SHOCKED residents at a Gourock high rise have hit out after discovering their homes could contain potentially deadly asbestos.

People living in Eastern View – where old heating systems are to be ripped out and replaced at a cost of £4m – have slammed bosses at River Clyde Homes (RCH) after learning that asbestos insulation boards are located behind boilers in their homes.

The Tele understands concerns have been raised that some people had put coat hook screws into the boards – possibly many years ago – potentially disturbing and releasing asbestos.

Three of the 87 flats have had their boiler cupboards sealed to prevent access – and all residents have been told NOT to go into the cupboards.

They have been advised that, if they want to adjust their heating controls, they must phone RCH’s heating number, and an engineer will be sent out to do it.

Hamish MacLeod, secretary of the Eastern View Tenants’ and Residents’ Association, described the situation as ‘ludicrous’.

Mr MacLeod said: “We were told that RCH was going to ‘encapsulate’ the boards with some sort of plastic paint, but this has been done in only three flats, and now we believe they want to take out all the boilers.

“We have many vulnerable, elderly people in this block and some with medical conditions, and this is no way to treat them.”

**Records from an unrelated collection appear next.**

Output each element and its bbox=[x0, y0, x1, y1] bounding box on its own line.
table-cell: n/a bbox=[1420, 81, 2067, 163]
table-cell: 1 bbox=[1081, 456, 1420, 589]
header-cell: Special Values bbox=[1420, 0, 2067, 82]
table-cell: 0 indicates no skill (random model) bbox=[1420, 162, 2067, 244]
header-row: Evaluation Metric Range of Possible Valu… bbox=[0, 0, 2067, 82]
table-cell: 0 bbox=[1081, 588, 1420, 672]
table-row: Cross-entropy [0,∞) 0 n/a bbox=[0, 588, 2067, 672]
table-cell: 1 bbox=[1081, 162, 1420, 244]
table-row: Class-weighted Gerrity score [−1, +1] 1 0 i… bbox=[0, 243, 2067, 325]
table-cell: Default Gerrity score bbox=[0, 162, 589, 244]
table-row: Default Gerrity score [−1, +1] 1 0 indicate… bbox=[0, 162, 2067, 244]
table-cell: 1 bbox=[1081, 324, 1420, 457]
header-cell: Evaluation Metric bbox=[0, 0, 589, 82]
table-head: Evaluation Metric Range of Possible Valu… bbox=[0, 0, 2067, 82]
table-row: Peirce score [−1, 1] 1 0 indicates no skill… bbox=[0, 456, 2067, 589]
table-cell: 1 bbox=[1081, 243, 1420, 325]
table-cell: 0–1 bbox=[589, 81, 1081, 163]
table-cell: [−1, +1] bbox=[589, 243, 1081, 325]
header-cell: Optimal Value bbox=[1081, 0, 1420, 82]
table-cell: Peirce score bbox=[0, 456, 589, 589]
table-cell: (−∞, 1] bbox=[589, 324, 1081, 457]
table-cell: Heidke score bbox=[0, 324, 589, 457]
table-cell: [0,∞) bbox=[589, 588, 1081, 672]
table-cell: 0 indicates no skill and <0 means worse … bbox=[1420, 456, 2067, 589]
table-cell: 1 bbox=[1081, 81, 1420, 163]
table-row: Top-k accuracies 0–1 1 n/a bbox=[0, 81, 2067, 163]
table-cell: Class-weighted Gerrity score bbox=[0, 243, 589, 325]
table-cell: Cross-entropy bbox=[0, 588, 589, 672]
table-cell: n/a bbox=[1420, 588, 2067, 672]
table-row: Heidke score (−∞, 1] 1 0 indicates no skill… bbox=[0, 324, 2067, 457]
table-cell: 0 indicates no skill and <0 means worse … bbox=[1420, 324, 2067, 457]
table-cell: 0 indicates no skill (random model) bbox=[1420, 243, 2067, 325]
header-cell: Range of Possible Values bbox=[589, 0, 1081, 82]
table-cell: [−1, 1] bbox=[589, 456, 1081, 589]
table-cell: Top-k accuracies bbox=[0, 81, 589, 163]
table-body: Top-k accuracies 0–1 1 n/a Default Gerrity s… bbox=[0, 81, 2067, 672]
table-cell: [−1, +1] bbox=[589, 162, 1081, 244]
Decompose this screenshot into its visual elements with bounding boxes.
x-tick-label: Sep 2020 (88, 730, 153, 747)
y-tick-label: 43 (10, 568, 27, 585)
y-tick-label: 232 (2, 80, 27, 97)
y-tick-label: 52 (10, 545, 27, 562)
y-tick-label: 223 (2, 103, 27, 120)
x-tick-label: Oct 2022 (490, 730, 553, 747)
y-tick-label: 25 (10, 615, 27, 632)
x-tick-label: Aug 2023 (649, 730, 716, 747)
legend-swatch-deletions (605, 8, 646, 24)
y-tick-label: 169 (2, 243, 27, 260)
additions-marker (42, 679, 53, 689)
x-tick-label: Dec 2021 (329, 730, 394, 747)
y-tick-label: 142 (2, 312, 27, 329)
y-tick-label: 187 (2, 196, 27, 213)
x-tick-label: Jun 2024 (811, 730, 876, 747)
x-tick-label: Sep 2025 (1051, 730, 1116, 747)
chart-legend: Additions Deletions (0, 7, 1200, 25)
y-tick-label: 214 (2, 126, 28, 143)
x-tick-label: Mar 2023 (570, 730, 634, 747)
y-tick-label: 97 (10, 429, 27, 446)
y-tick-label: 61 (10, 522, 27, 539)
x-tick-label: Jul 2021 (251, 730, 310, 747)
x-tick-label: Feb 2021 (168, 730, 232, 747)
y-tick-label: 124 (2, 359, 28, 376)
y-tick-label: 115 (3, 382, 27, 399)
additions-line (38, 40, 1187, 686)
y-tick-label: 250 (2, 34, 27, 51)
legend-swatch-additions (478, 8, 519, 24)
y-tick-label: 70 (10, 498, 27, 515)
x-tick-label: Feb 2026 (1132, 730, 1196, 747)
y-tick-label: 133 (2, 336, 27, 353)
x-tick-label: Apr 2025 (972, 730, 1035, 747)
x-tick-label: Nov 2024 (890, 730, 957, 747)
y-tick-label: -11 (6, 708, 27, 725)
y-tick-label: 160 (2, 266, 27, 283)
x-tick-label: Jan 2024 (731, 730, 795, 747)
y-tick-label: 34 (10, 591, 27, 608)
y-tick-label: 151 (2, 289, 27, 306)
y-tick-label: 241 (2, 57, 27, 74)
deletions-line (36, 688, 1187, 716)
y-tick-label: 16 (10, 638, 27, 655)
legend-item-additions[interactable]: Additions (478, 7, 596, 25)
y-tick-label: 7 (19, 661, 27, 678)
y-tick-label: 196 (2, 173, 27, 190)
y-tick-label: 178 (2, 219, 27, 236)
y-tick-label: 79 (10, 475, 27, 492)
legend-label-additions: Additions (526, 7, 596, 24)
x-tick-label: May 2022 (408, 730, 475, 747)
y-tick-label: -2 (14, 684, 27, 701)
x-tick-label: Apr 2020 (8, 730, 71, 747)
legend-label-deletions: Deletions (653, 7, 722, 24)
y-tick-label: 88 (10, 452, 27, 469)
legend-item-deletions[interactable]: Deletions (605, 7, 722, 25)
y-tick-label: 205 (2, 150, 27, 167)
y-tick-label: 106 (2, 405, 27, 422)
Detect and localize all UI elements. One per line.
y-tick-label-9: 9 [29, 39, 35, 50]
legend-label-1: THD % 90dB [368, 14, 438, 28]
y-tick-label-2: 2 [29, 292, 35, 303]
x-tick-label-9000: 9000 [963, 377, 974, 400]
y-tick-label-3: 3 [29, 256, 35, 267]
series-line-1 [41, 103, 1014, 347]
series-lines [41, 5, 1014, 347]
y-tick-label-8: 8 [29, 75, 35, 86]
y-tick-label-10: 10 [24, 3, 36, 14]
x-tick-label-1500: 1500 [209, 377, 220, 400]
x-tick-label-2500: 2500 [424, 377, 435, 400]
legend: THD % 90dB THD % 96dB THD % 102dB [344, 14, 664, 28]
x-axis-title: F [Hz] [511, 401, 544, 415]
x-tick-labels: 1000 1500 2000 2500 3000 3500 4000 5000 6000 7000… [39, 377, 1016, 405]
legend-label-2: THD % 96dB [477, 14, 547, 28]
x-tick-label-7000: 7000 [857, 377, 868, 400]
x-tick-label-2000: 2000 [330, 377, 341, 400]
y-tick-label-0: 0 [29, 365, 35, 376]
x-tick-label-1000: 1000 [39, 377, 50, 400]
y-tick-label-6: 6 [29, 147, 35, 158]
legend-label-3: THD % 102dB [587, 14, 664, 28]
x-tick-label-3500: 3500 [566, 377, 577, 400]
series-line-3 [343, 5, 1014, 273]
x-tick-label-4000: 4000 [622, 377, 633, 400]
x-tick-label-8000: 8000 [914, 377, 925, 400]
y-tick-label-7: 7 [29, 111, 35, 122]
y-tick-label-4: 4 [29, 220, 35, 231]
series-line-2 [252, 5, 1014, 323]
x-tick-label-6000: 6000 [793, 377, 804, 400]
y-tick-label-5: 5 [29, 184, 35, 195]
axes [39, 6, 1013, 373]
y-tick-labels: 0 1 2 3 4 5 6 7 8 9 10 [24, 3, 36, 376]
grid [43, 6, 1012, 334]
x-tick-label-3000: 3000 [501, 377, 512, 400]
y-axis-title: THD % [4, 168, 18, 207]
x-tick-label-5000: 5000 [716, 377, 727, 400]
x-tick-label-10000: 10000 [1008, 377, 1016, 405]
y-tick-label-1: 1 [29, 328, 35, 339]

Mr MacLeod says RCH have said air tests have shown no asbestos has escaped, but he pointed out that some people were still going into their cupboards to adjust boilers.

He added: “It’s understandable that people don’t want the hassle of having to wait for an engineer every time they want to adjust their heating, but are they putting themselves in danger by going into the cupboards?”

Officials from RCH are due to meet residents at the town’s Gamble Halls this afternoon to answer questions in a bid to allay their fears.

Gary Wilson, executive director of property, said: “The proposed works to upgrade the heating system at Eastern View are part of a £20m initiative to help reduce fuel poverty in Inverclyde.

“Outdated and uneconomical heating systems will be replaced with modern, energy-efficient local heating systems that will result in warmer homes and reduced fuel bills for tenants, while ensuring homes meet new energy efficiency standards set by the Scottish Government.

“Buildings of the age and design of Eastern View generally contain asbestos materials.

“This is not unusual.

“Asbestos is not a risk to health unless it is damaged or disturbed.

“As the safety of our tenants is our number one priority, and to ensure the asbestos in the boiler cupboards cannot be disturbed until it can be removed safely as part of the heating replacement works, we have taken the precaution of sealing these cupboards.

“We understand that restricting access to the boiler cupboards is inconvenient for residents and have investigated possible alternatives to this, such as sealing the boards with paint.

“However this work would need to be done by a specialist asbestos contractor, and would involve an additional decant for residents, which we are keen to avoid.”

Mr Wilson says the housing association is aware that residents will be inconvenienced by being asked to leave their homes for the heating upgrade, and recognises that many of the tenants at Eastern View are elderly.

He added: “Our first priority is to minimise disruption to them.

“The planned decant will be done on a floor-by-floor basis, and the first residents will not be decanted for at least six to eight weeks.

“All residents will be given at least two weeks’ notice before being moved.

“We have a full programme of support in place to help residents through this process, which will be discussed when we meet with each resident individually to discuss their unique needs."

The Mesothelioma Cancer Alliance says it is keen to provide advice and support to anyone worried about asbestos.

Emily Walsh, director of the the organisation's community outreach, said their goal is to raise awareness of mesothelioma cancer and the dangers of asbestos exposure.

She said: "Helping to educate others on the hazards of asbestos is one of the most rewarding parts of our job."